差不多摸清楚外面的情况,我开始试着规划方案。
这里到处是监控和录像,没有一丁点隐私可言。好在我和胡子有默契,被分开关押的情况下,用指甲摩擦铁笼,制造出摩斯密码的频率,用以沟通。
胡子是神偷,那些锁拦不住他。
最大的问题,是厂区的食人狗。岗哨基本布置在山坳的高处,向外建设,那些狗反而是我们逃跑的最大阻碍。
不用怀疑。
两条食人狗咬死一个健壮的成年人轻轻松松。这些狗受过训练,先啃人脚脖子把人拽翻,接着就噬人喉咙,一点不带犹豫。
吃了人肉,这些狗膘肥体壮,跟牛犊子一样,打起来我们根本没优势。
长期被这么折磨,体力、能力、营养,都跟不上。
黄师爷道:“万物相生相克,这些食人狗无非仗着黑爷的势,才敢草菅人命。我倒是听过一种民间偏方,你们知道杀狗人不?”
狗这种东西,在古代除了看家护院,也是餐桌的一锅肉。
直到满清入关。
满人打猎,视狗如命,把这种习俗带进来,渐渐地,杀狗人才少了。
黄师爷博古通今,道:“再凶的狗,哪怕藏獒,杀狗人往那一站,都能把它吓尿了。用玄学的说法,这是身上有煞气,攥着狗命。其实是杀狗人往身上涂了虎尿,狗最怕这东西,不管什么品种的。
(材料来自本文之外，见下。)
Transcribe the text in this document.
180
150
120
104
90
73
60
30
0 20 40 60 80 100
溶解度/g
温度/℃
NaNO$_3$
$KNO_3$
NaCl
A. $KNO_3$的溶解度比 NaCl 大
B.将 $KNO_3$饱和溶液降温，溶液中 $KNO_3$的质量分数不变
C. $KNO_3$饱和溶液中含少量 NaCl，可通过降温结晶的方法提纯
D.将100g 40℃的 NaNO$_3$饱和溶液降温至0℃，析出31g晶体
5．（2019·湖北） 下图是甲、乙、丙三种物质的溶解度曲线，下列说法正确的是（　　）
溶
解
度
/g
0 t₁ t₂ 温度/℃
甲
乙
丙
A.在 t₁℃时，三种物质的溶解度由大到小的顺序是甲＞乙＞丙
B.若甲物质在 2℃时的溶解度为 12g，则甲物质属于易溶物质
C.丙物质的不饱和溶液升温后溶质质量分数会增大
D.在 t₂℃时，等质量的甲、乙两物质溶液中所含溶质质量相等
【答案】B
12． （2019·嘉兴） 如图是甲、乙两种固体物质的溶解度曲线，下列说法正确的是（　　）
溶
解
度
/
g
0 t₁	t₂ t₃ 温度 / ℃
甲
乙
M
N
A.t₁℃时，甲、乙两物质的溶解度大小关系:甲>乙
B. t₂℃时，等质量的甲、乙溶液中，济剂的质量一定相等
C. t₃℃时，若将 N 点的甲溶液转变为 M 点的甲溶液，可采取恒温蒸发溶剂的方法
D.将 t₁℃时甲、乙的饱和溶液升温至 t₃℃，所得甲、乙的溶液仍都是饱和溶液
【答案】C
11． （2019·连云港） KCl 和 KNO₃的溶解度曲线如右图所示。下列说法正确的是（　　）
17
”
黄师爷一席话,倒是提供了某种可能性。
胡子道:“你拉倒吧,这地方上哪搞老虎尿,你不说弄把机关枪,让胡爷见谁就突突谁。”
黄师爷一抹头发,屁颠屁颠道:“嘿,两位,用嘴巴忽悠人,是我这行的本事,你们瞧好了吧。不过我不擅长打架,真要突围出去,还需两位相助。”
我心道,你这个老东西够鸡贼的。
出主意你来,趟雷我们去。
眼下不是跟黄师爷斤斤计较的时候,我便让黄师爷想办法,弄到虎尿。
黄师爷眼睛滴溜溜乱转,一直等待机会。
下午的时候,两个打手过来给我们抽血,其中一个骂骂咧咧:“你小子最近走路病恹恹的,咋了,那女人这么给劲,把你魂都抽走了?”
“嘿,你是不知道啊,舒坦,那娘们够劲,趴她肚皮上,少活十年都乐意。我还真有些吃不消,忒他妈的烈了。瞧瞧,给我肩膀咬的,没一块好肉。”
“呵,你他妈少嘚瑟,吹吧,再厉害的女人我都玩过。”
“两位爷,两位爷。”
黄师爷从铁笼挤出半张脸,又是讨好又是谄媚。
肾亏的那个人一脚踢过去:“老东西,你鬼鬼祟祟干啥,找打?”
“两位英雄,我祖上是御医,我家呢,怎么着也算个医学世家。我看这位爷,脸色惨白,气血不调,阴阳失衡,是不是最近口干口渴,失眠多梦,还伴随虚汗阵阵,骨芯潮热?”
“是,是啊,怎么了?”
“这位爷,别怪我嘴巴臭,你是损了元阳,失了真气。用现代话来说,就是严重肾亏!”
“你他妈。”
那打手火冒三丈。
旁边的同伙哈哈大笑。
黄师爷不慌不忙:“这还只是初级阶段。此地地气混沌,天热潮湿,再拖几个月,怕会影响生育。”
一听有可能断子绝孙,严重肾亏的那人僵住了。
半信半疑问:“你有啥高招?”
见对方上套,黄师爷一脸御医摇头晃脑,高深莫测:“俗话说,以形补形,您亏了本,得补回来。补回之后,不仅生龙活虎,不减雄风,大战几小时,也丝毫不觉疲累。”
“怎么个补法?”
“鞭!”
老虎这东西,在国内是顶级保护动物。
在缅北,捕杀老虎大象是一种重要收入,许多舒筋活络的草药就有虎骨。
黄师爷向对方推荐虎鞭。
尤其是新鲜虎鞭,泡大酒,用枸杞,效果杠杠好。
“虎乃百兽之王,雄踞山林。大爷,您用虎鞭泡个七天,慢慢饮用,要是没效,嘿,瞧见没,我把脑袋给您!”
见黄师爷如此专业,对方信了大半。
跟同伙嘀咕:“妈的,老子还真没见过虎鞭啥模样,找时间问问。”
黄师爷道:“病从浅中医,这个事可不能耽搁,影响后半辈子幸福的。虎鞭酒好啊,男人喝了补肾,女人品了美容,没病的来两口,都能益寿延年。”